Monday 25 March 2013

DEPOSIT INSURANCE (3)

Plan A to save Cyprus' finances and offshore banking business model was to spread the pain "thinly"; even depositors covered by the Euro100,000 guarantee would be hit for a one-off levy of 6.75%. As I said earlier, this was a terrible idea. If guaranteed deposits in Cypus could be hit unilaterally, then what about guaranteed deposits in other Euro-countries?

After protests by ordinary Cypriots and sagging markets, Plan A was ditched. Plan B, agreed last night between the Cypriot Government and their European colleagues, changes tack and spreads the pain "thickly". Small depositors will now be spared. The country's second biggest bank will be wound up, and the biggest restructured. Shareholders in them will be wiped out; bondholders (of which there are few) and big depositors will have to take a haircut. The exact size, 40%, 50% or more, will be decided within the next couple of days.
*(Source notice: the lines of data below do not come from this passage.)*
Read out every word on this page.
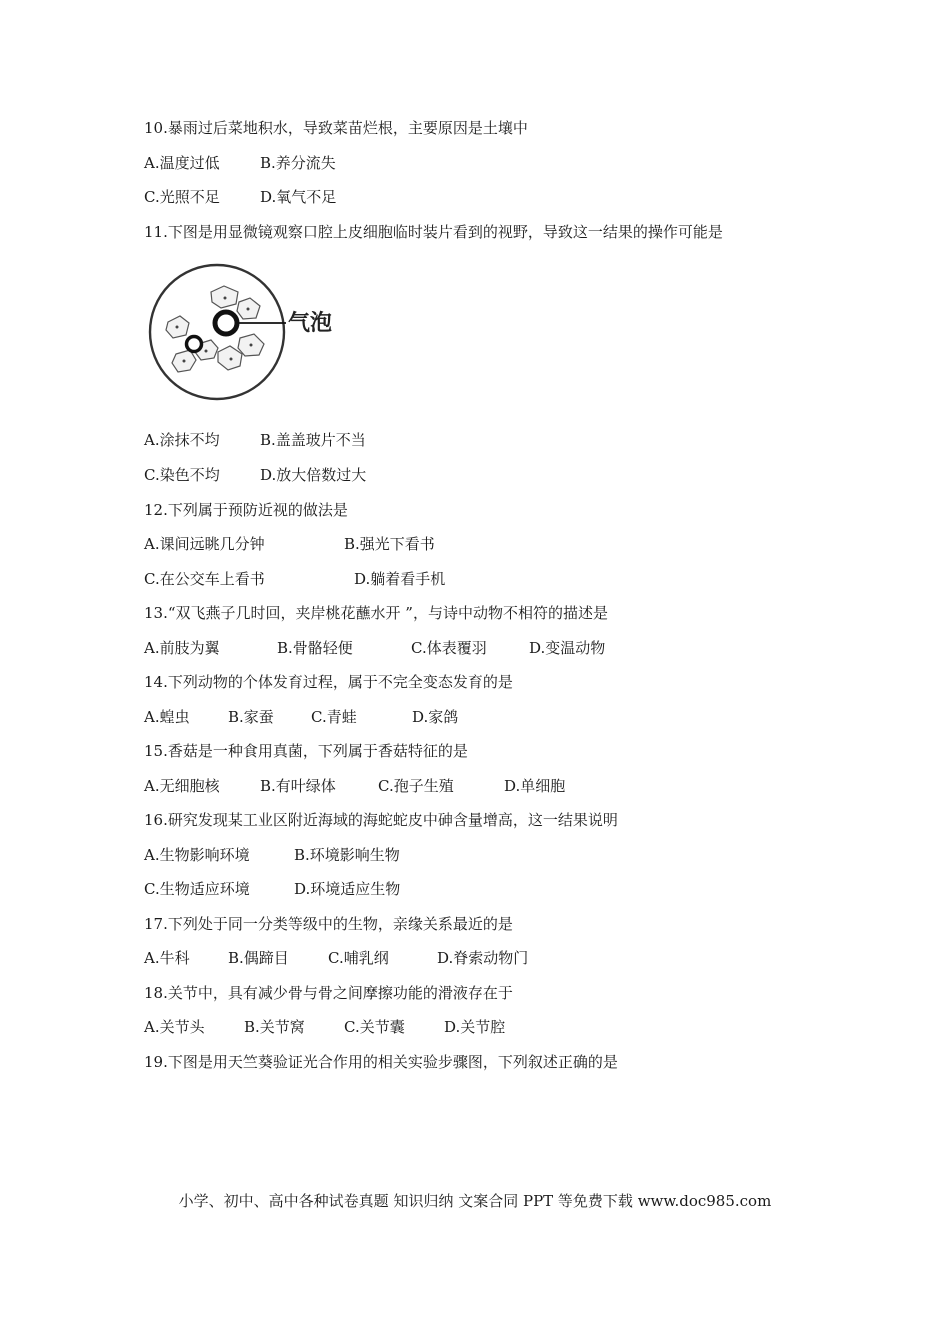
10.暴雨过后菜地积水，导致菜苗烂根，主要原因是土壤中
A.温度过低	B.养分流失
C.光照不足	D.氧气不足
11.下图是用显微镜观察口腔上皮细胞临时装片看到的视野，导致这一结果的操作可能是
气泡
A.涂抹不均	B.盖盖玻片不当
C.染色不均	D.放大倍数过大
12.下列属于预防近视的做法是
A.课间远眺几分钟	B.强光下看书
C.在公交车上看书	D.躺着看手机
13.“双飞燕子几时回，夹岸桃花蘸水开 ”，与诗中动物不相符的描述是
A.前肢为翼	B.骨骼轻便	C.体表覆羽	D.变温动物
14.下列动物的个体发育过程，属于不完全变态发育的是
A.蝗虫	B.家蚕 C.青蛙	D.家鸽
15.香菇是一种食用真菌，下列属于香菇特征的是
A.无细胞核	B.有叶绿体	C.孢子生殖	D.单细胞
16.研究发现某工业区附近海域的海蛇蛇皮中砷含量增高，这一结果说明
A.生物影响环境	B.环境影响生物
C.生物适应环境	D.环境适应生物
17.下列处于同一分类等级中的生物，亲缘关系最近的是
A.牛科	B.偶蹄目	C.哺乳纲	D.脊索动物门
18.关节中，具有减少骨与骨之间摩擦功能的滑液存在于
A.关节头	B.关节窝	C.关节囊	D.关节腔
19.下图是用天竺葵验证光合作用的相关实验步骤图，下列叙述正确的是
小学、初中、高中各种试卷真题 知识归纳 文案合同 PPT 等免费下载 www.doc985.com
Plan B is a much better idea than Plan A. Guarantee now means what it should always have meant, just that. And the problem is tackled at source, namely that Cyprus' banks are essentially bust. Nevertheless, Plan B is not without problems. Not all of those big depositors are shady Russians, they include thrifty individuals and a lot of small businesses. Cutting off the offshore banking business at its knees will depress the Cypriot economy until an alternative is found, and that will take years rather than days. It will be sickly for a long time to come.

The Dutch head of the Euro finance ministers group said that Plan B could have been on offer last week, if only the political will had been there; which it wasn't. This shows starkly just how perniciously intertwined politics and finance have become. The days when a bank was just a place where you deposited money and wrote cheques are a thing of history.